Hi All and Welcome! I just wanted to give a little background on why I’m doing this little shop—its all for my awesome lil man Jakob! He is a super happy, super active little boy who turned 6 in January. That being said, it’s not always been easy for this little guy.
The first few months of life, Jakob was very sick—I mean literally sick up to 5-6 times a day. He could keep nothing down and all dr’s would say is Gerd/Reflux and prescribe more reflux meds. By the time he was 5 months I realized his pediatricians were missing something and asked to be referred to a specialist. They sent us to a GI who also didn’t want to listen, but I demanded some tests be run. Within 2 weeks, Jakob was diagnosed with Nephrogenic DI, a rare kidney disorder. In short, if he doesn’t take 2 separate medications 3 x per day and be allowed to drink all he wants he would urinate out every drop of fluid in his body causing dehydration which can lead to shock, coma or even worse. He didn’t have reflux—he was dehydrating daily! Today he takes in more fluid than I do!

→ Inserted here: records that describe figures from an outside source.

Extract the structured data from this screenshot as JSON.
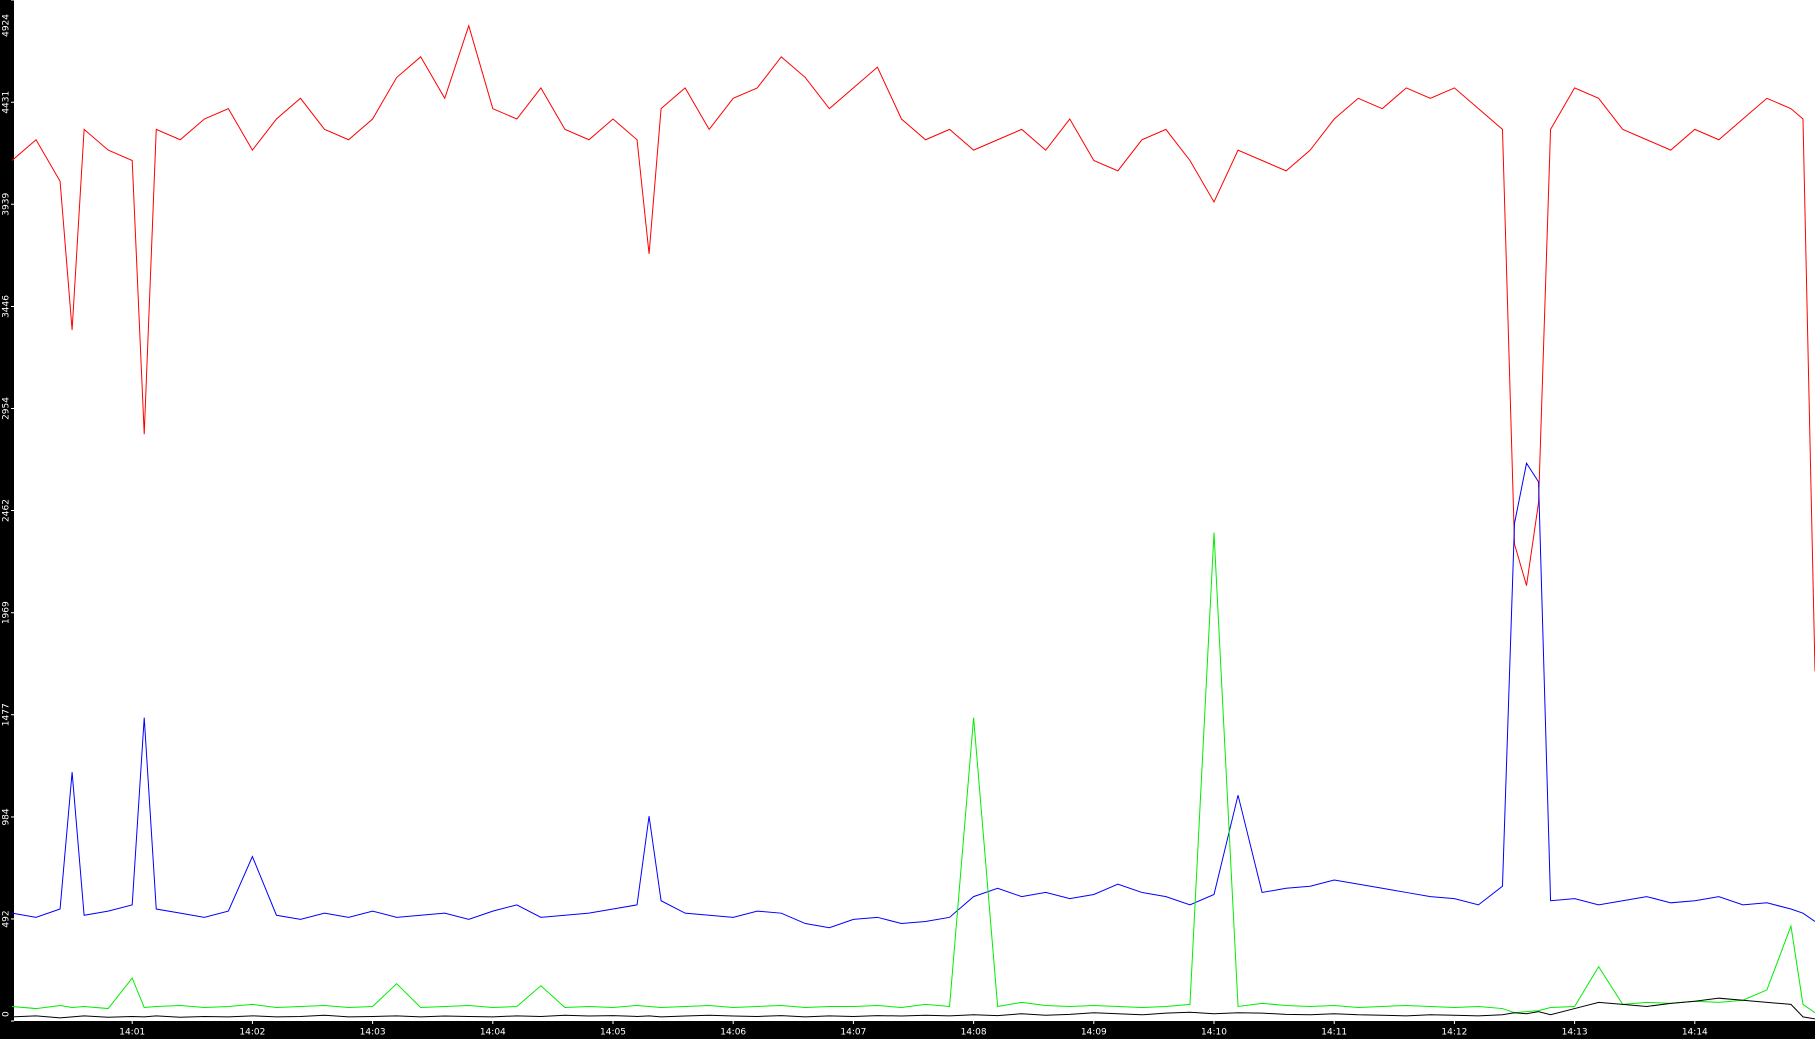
{
  "chart_data": {
    "type": "line",
    "x": [
      840.0,
      840.2,
      840.4,
      840.5,
      840.6,
      840.8,
      841.0,
      841.1,
      841.2,
      841.4,
      841.6,
      841.8,
      842.0,
      842.2,
      842.4,
      842.6,
      842.8,
      843.0,
      843.2,
      843.4,
      843.6,
      843.8,
      844.0,
      844.2,
      844.4,
      844.6,
      844.8,
      845.0,
      845.2,
      845.3,
      845.4,
      845.6,
      845.8,
      846.0,
      846.2,
      846.4,
      846.6,
      846.8,
      847.0,
      847.2,
      847.4,
      847.6,
      847.8,
      848.0,
      848.2,
      848.4,
      848.6,
      848.8,
      849.0,
      849.2,
      849.4,
      849.6,
      849.8,
      850.0,
      850.2,
      850.4,
      850.6,
      850.8,
      851.0,
      851.2,
      851.4,
      851.6,
      851.8,
      852.0,
      852.2,
      852.4,
      852.5,
      852.6,
      852.7,
      852.8,
      853.0,
      853.2,
      853.4,
      853.6,
      853.8,
      854.0,
      854.2,
      854.4,
      854.6,
      854.8,
      854.9,
      855.0
    ],
    "series": [
      {
        "color": "#ff0000",
        "values": [
          4150,
          4250,
          4050,
          3333,
          4300,
          4200,
          4150,
          2830,
          4300,
          4250,
          4350,
          4400,
          4200,
          4350,
          4450,
          4300,
          4250,
          4350,
          4550,
          4650,
          4450,
          4800,
          4400,
          4350,
          4500,
          4300,
          4250,
          4350,
          4250,
          3700,
          4400,
          4500,
          4300,
          4450,
          4500,
          4650,
          4550,
          4400,
          4500,
          4600,
          4350,
          4250,
          4300,
          4200,
          4250,
          4300,
          4200,
          4350,
          4150,
          4100,
          4250,
          4300,
          4150,
          3950,
          4200,
          4150,
          4100,
          4200,
          4350,
          4450,
          4400,
          4500,
          4450,
          4500,
          4400,
          4300,
          2300,
          2100,
          2500,
          4300,
          4500,
          4450,
          4300,
          4250,
          4200,
          4300,
          4250,
          4350,
          4450,
          4400,
          4350,
          1686
        ]
      },
      {
        "color": "#0000ff",
        "values": [
          520,
          500,
          540,
          1200,
          510,
          530,
          560,
          1463,
          540,
          520,
          500,
          530,
          793,
          510,
          490,
          520,
          500,
          530,
          500,
          510,
          520,
          490,
          530,
          560,
          500,
          510,
          520,
          540,
          560,
          988,
          580,
          520,
          510,
          500,
          530,
          520,
          470,
          450,
          490,
          500,
          470,
          480,
          500,
          600,
          640,
          600,
          620,
          590,
          610,
          660,
          620,
          600,
          560,
          610,
          1089,
          620,
          640,
          650,
          680,
          660,
          640,
          620,
          600,
          590,
          560,
          650,
          2400,
          2690,
          2600,
          580,
          590,
          560,
          580,
          600,
          570,
          580,
          600,
          560,
          570,
          540,
          520,
          480
        ]
      },
      {
        "color": "#00ee00",
        "values": [
          70,
          60,
          75,
          65,
          70,
          60,
          207,
          65,
          70,
          75,
          65,
          70,
          80,
          65,
          70,
          75,
          65,
          70,
          180,
          65,
          70,
          75,
          65,
          70,
          170,
          65,
          70,
          65,
          75,
          70,
          65,
          70,
          75,
          65,
          70,
          75,
          65,
          70,
          70,
          75,
          65,
          80,
          70,
          1463,
          70,
          90,
          75,
          70,
          75,
          70,
          65,
          70,
          80,
          2356,
          70,
          85,
          75,
          70,
          75,
          65,
          70,
          75,
          70,
          65,
          70,
          60,
          40,
          45,
          50,
          65,
          70,
          262,
          80,
          90,
          85,
          95,
          90,
          100,
          150,
          458,
          80,
          40
        ]
      },
      {
        "color": "#000000",
        "values": [
          20,
          25,
          15,
          20,
          25,
          18,
          22,
          20,
          25,
          18,
          22,
          20,
          25,
          20,
          22,
          28,
          20,
          22,
          25,
          20,
          24,
          22,
          20,
          25,
          22,
          28,
          24,
          26,
          22,
          25,
          20,
          24,
          28,
          24,
          22,
          26,
          20,
          25,
          22,
          26,
          24,
          28,
          25,
          30,
          26,
          35,
          28,
          32,
          40,
          35,
          30,
          38,
          42,
          35,
          40,
          38,
          32,
          30,
          35,
          30,
          28,
          25,
          30,
          28,
          25,
          30,
          40,
          35,
          45,
          30,
          60,
          90,
          80,
          70,
          85,
          95,
          110,
          100,
          90,
          80,
          20,
          10
        ]
      }
    ],
    "xlim": [
      840,
      855
    ],
    "xticks": [
      {
        "value": 841,
        "label": "14:01"
      },
      {
        "value": 842,
        "label": "14:02"
      },
      {
        "value": 843,
        "label": "14:03"
      },
      {
        "value": 844,
        "label": "14:04"
      },
      {
        "value": 845,
        "label": "14:05"
      },
      {
        "value": 846,
        "label": "14:06"
      },
      {
        "value": 847,
        "label": "14:07"
      },
      {
        "value": 848,
        "label": "14:08"
      },
      {
        "value": 849,
        "label": "14:09"
      },
      {
        "value": 850,
        "label": "14:10"
      },
      {
        "value": 851,
        "label": "14:11"
      },
      {
        "value": 852,
        "label": "14:12"
      },
      {
        "value": 853,
        "label": "14:13"
      },
      {
        "value": 854,
        "label": "14:14"
      }
    ],
    "ylim": [
      0,
      4924
    ],
    "yticks": [
      0,
      492,
      984,
      1477,
      1969,
      2462,
      2954,
      3446,
      3939,
      4431,
      4924
    ]
  }
}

At 7.5 months and still 12.5 lbs Jakob was labled Failure to Thrive and his first J tube was placed. He now only uses his feeding tube overnight for extra hydration and calories. While we would like to see him off the feeding tube altogether, Jakob does not eat any solid food at this time, so being tube free is still a thing of the future.

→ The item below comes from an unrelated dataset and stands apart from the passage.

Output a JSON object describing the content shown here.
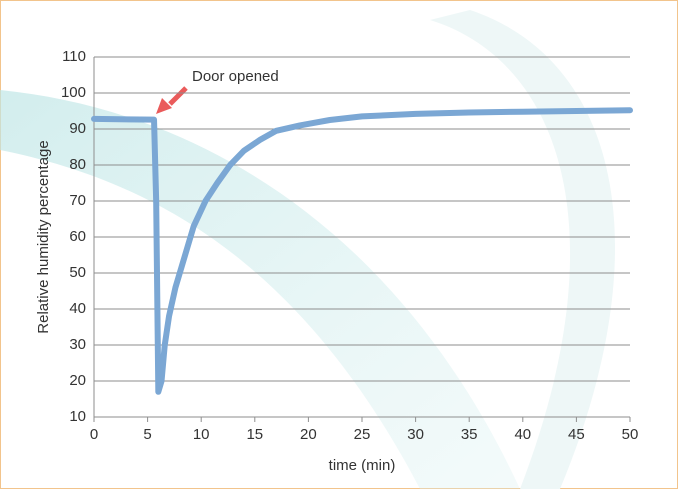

April, 2011 Jakob received his second diagnosis of Autism Spectrum Disorder. He no longer speaks any words and for a long time eye contact and socialization were very difficult for him. Through therapy and lots of hard work we are seeing improvements and are so very hopeful for his future.
Sooooo, moving on to today---I would love to hear my lil man talk. I’d love to see him eat. These are just 2 of many things we are working on, but have a very long way to go. I’ve created Jakob’s Ladder to help with that. All of the proceeds from anything sold go directly into a special fund that only pays for added therapy and therapy tools for Jakob. There are new and exciting treatments and therapies advancing every day for Autism and Sensory Processing Disorder, but here in Michigan, our insurance doesn’t cover these just yet—I don’t want him to have to wait to take advantage of everything that’s out there for him!
Thank you so much for stopping by and checking out Jakob’s Ladder and taking the time to get to know him a little bit better!